As Mr. Sharp said this, he arose, adding as he did so—

"Come, my little man. I see you are all ready."

Holding back her feelings with a strong effort, Mrs. Gaston took hold of Henry's small, thin hand, bent over him, and kissed his fair young cheek, murmuring in an under tone—

"God be with you, and keep you, my boy!"

Then, speaking aloud, she said—

"Be a good and obedient child, and Mr. Sharp will be kind to you, and let you come home to see me at New Year's."

"Oh, yes. He shall come home then," said the man half indifferently, as he moved towards the door.
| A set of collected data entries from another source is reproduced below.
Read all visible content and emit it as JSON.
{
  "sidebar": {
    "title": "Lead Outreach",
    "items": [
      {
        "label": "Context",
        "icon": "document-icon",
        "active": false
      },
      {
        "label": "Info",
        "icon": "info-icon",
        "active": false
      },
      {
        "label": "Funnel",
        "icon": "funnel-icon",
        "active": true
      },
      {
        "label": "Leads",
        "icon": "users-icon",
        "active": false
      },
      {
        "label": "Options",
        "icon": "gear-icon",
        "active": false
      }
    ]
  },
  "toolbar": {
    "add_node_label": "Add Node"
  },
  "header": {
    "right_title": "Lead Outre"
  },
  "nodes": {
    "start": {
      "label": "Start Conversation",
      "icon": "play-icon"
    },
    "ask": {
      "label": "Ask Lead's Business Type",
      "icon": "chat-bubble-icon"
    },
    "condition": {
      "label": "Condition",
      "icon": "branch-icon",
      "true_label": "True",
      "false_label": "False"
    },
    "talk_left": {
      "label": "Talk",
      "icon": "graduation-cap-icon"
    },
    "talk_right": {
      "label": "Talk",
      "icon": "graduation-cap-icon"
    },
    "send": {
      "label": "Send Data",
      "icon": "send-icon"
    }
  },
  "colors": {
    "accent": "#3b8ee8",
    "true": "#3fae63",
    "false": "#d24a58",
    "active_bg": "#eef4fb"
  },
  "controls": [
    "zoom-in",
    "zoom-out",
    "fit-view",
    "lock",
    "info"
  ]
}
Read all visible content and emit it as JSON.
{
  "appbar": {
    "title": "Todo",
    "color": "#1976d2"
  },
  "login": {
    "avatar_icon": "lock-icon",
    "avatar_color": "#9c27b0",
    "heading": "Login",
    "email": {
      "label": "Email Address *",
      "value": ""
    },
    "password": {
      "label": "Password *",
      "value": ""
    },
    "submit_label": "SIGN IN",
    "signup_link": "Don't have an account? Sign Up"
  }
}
Henry paused only to kiss his sister, and then followed after, with his little bundle in his hand. As he was about descending the steps, he turned a last look upon his mother. She saw that his eyes were filled with tears. A moment more, and he was gone!

Little Emma had stood looking wonderingly on while this scene was passing. Turning to her mother with a serious face, as the door closed upon Henry, she said—

"Brother gone, mamma?"

"Yes, dear! Brother is gone," sobbed the mother, taking the last child that remained to her, and hugging it passionately to her bosom. It was a long time before she could resume her work, and then so deep was her feeling of desolation, that she could not keep back from her eyelids the blinding tear drops.